Wednesday, July 15, 2009
President Obama in a speech in Prague on April 5 stated “I state clearly and with conviction America’s commitment to the peace and security of a world without nuclear weapons”. He went on to split the goals into short, medium and long range, adding that “a world without nuclear weapons” won’t be reached soon, “perhaps not in my lifetime”.
In Moscow this month Obama signed a joint understanding with Russian President Dmitry Medvedev to replace the 1991 Strategic Arms Reduction Treaty (START) with a “new START” by the end of this year, setting targets for sweeping reductions in the world’s two largest nuclear arsenals.
The understanding gives negotiators the mandate to reduce the number of strategic warheads from the current maximum of 2200 each down to between 1500 and 1675. More important are the strategic delivery vehicles which will fall to a range of 500-1100, down from the 1600 allowed today. As of January the U.S. reported in had about 1200 delivery systems, and Russia claimed about 800. The U.S. total of 1200 includes the long range bombers, submarines and missiles that are an important part of a far superior American conventional arsenal.
This “new START” between two presidents sets the stage for another controversy, and the proposed new treaty may not pass the Senate in coming months. The administration took this step before completing the review of nuclear strategy mandated by Congress. The White House Czar for Weapons of Mass Destruction, Security and Arms Control, Gary Samore, said last week that the Administration may have to enact certain provisions of the treaty by executive order and on a “provisional basis” to meet the December deadline.
Provisions of the 1991 START treaty allow it to be extended for five years from the arbitrary deadline of December, 2009, and that’s the recommendation of former Defense Secretary and CIA chief James Schlesinger. Further discussions with the Russians on arms control are highly desirable, according to Schlesinger, but need more time for public and Senate scrutiny than it is currently receiving.
In a July 11 op/ed in the Wall Street Journal, Dr. Schlesinger outlines issues leading to his opposition to the proposed new treaty and why he believes it would make the U.S. less safe than it is today.
North Korea, Iran and non-state terror groups are not going to be deterred by the possibility of a nuclear response to actions they might take.

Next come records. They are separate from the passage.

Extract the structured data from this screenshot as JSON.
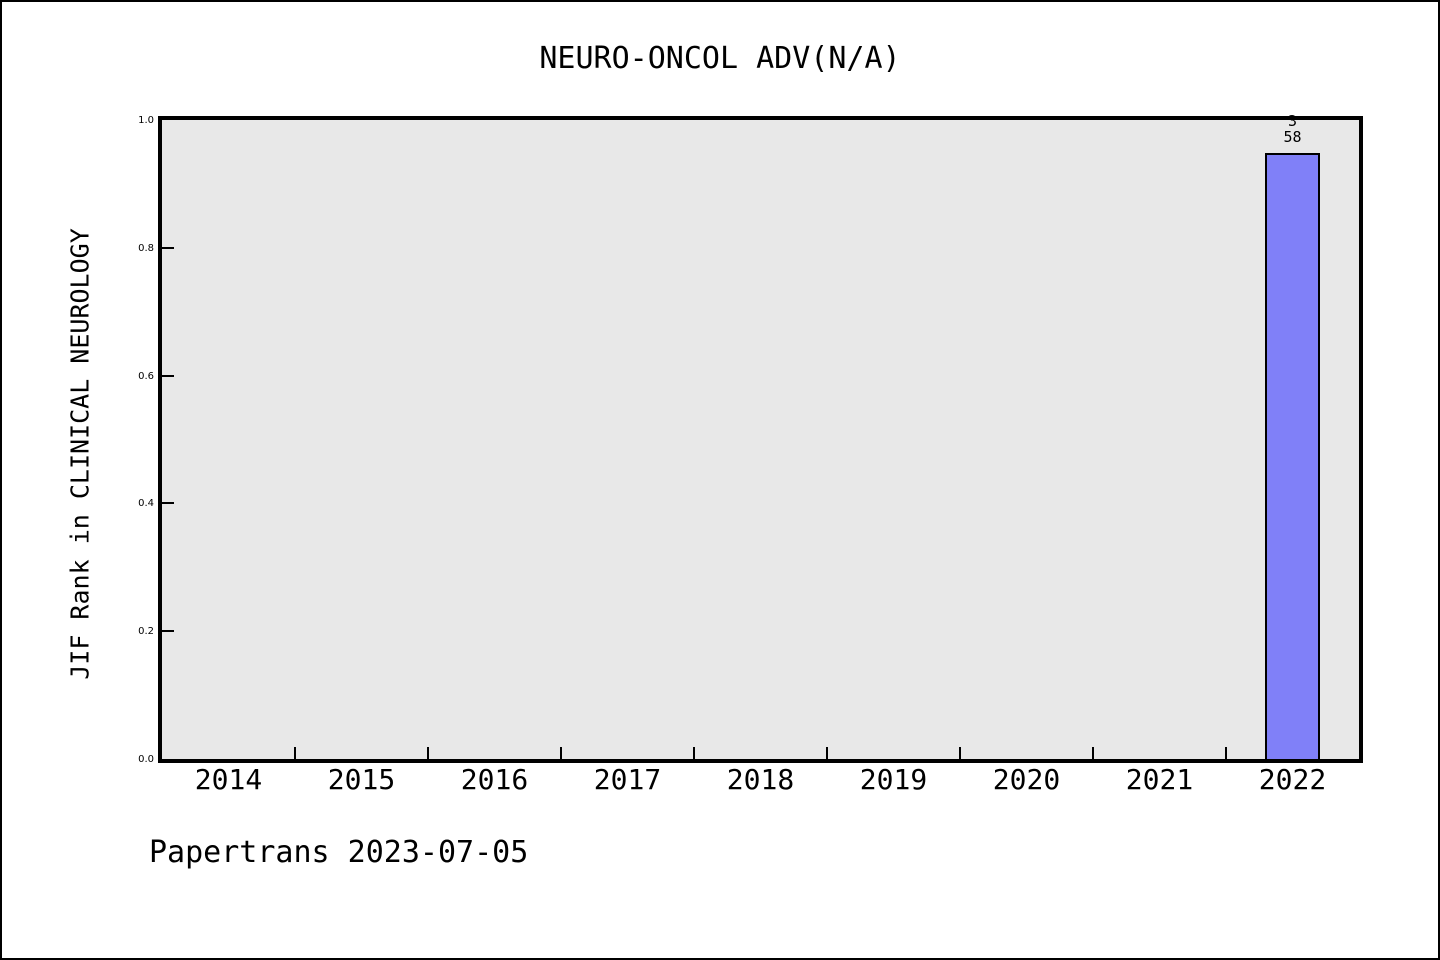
{
  "figure": {
    "title": "NEURO-ONCOL ADV(N/A)",
    "footer": "Papertrans 2023-07-05"
  },
  "chart_data": {
    "type": "bar",
    "title": "NEURO-ONCOL ADV(N/A)",
    "xlabel": "",
    "ylabel": "JIF Rank in CLINICAL NEUROLOGY",
    "categories": [
      "2014",
      "2015",
      "2016",
      "2017",
      "2018",
      "2019",
      "2020",
      "2021",
      "2022"
    ],
    "values": [
      null,
      null,
      null,
      null,
      null,
      null,
      null,
      null,
      0.948
    ],
    "ylim": [
      0.0,
      1.0
    ],
    "yticks": [
      "0.0",
      "0.2",
      "0.4",
      "0.6",
      "0.8",
      "1.0"
    ],
    "grid": false,
    "legend": "none",
    "annotation": {
      "category": "2022",
      "lines": [
        "3",
        "58"
      ]
    },
    "colors": {
      "bar_fill": "#8080f8",
      "bar_edge": "#000000",
      "plot_background": "#e8e8e8",
      "axis": "#000000",
      "figure_background": "#ffffff"
    }
  }
}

More than thirty countries world-wide rely on the U.S. nuclear umbrella in the event of an enemy attack, including Poland. If they lose confidence in the U.S. deterrent or in Washington’s ability to protect them, it could set off a new nuclear arms race. Ichiro Ozawa, Japan’s opposition leader and likely its next Prime Minister said in 2002 that it would be “easy” for Japan to make nuclear warheads and that it had “enough plutonium to make several thousand weapons”.
Dr. Schlesinger worries about Iran, “We’ve long talked about Iran as a ‘tipping point’ – if it is successful in developing nuclear arms, it might induce Turkey, which has long been protected under NATO, and Egypt and Saudi Arabia to respond in kind”. An alternative would be to extend the U.S. and NATO nuclear umbrella to the Middle East.
Schlesinger worries too about the safety and reliability of U.S. nuclear weapons, all of which are over twenty years old. The U.S. is the only major nuclear power that is not modernizing its weapons. The Russian nukes have a shelf life of ten years, so they are constantly replacing them. The British and the French stay up-to-date. China and India continue to add to their stockpiles.
The U.S. Congress has consistently refused to fund warhead replacements. Schlesinger warns “we need to be much more vigorous about life-extension programs” for our weapons.
The probability of a nuclear exchange between major powers has largely gone away in the past twenty years. However the likelihood of a nuclear terrorist attack on the United States is greater. In the 1960’s, Dr. Schlesinger recalls, we were working on mitigating the possible effects of a nuclear attack using civil defense strategies and training.
In the next few years one or more American cities may get hit with a nuclear attack from an unknown source. We should be working now to minimize the effect of a nuclear terrorist attack on the United States. Our rapid response capability is not as well organized as it should be.
Schlesinger sees a fundamental difference between now and when he started in the business. “Public interest in our strategic posture has faded over the decades”. In the Cold War it was a most prominent subject. Now, much of the public is barely interested in it. And that has been true of Congress as well, and has led to reduced funding in the annual budgets for missile defense and nuclear modernization. This is unfortunate in a very unstable world, and cries out for effective national leadership.